Regarding bio-based products you would start looking at costs and inputs. And they’re high. I don’t think that the cost structure of going to bio-based is going to be a long-term winner. And there isn’t enough land in the world for us to grow our way out of this either. Some niche products, but not meet the needs of society around the globe.
2.3. How do you expect the energy value chain to transform along with the decarbonization strategy?
The consensus is that batteries are going to be our savior, but the supply chain of batteries is awful.
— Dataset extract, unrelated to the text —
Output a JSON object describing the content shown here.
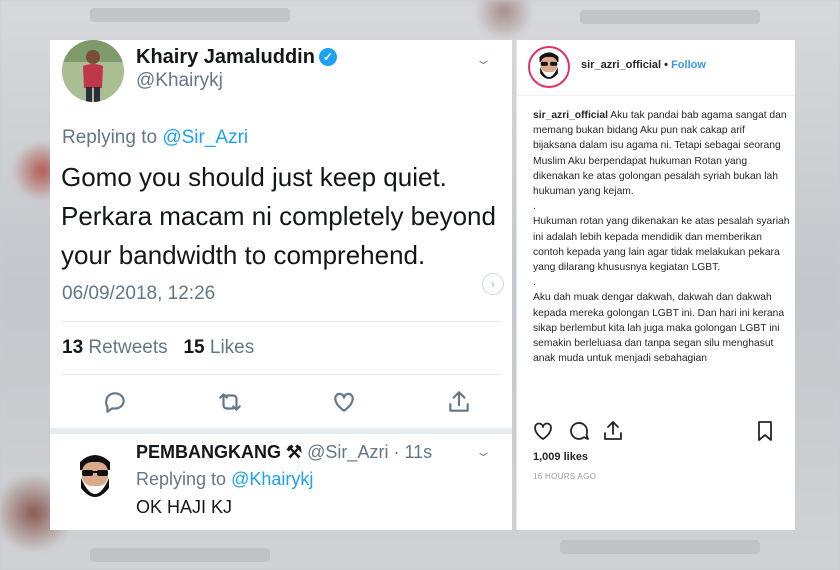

You go from needing oil and a refinery to get simple raw materials, and now you’re talking about lithium, cobalt, nickel, manganese, aluminum, and much more.
And the magnets that are needed for all these electric motors that are based on the rare earth, and this is the reality right now, I think China controls something like 90% of the refining capacity for rare earths in the globe, and they’re willing to leverage that.
This is a huge problem. Huge problem. Because all of the windmills, all of the electric cars are dependent upon the magnets that come from rare earth. And not enough people are talking about this and how critical this is. This is akin to the chip shortage that we’ve had.
2.4. What role will technology play in energy management transformation in the future?
Technology is going to be crucial, technology improvements will give you 5% here, 10% there, 20% somewhere else, but we need 100% transition. It comes down to the nuts and bolts. There’s lots of things that need to be invented, and can be invented, and will be invented to help us in these transitions. But transportation, localization is the main focus. Technology’s going to be critical, but it’s not the savior.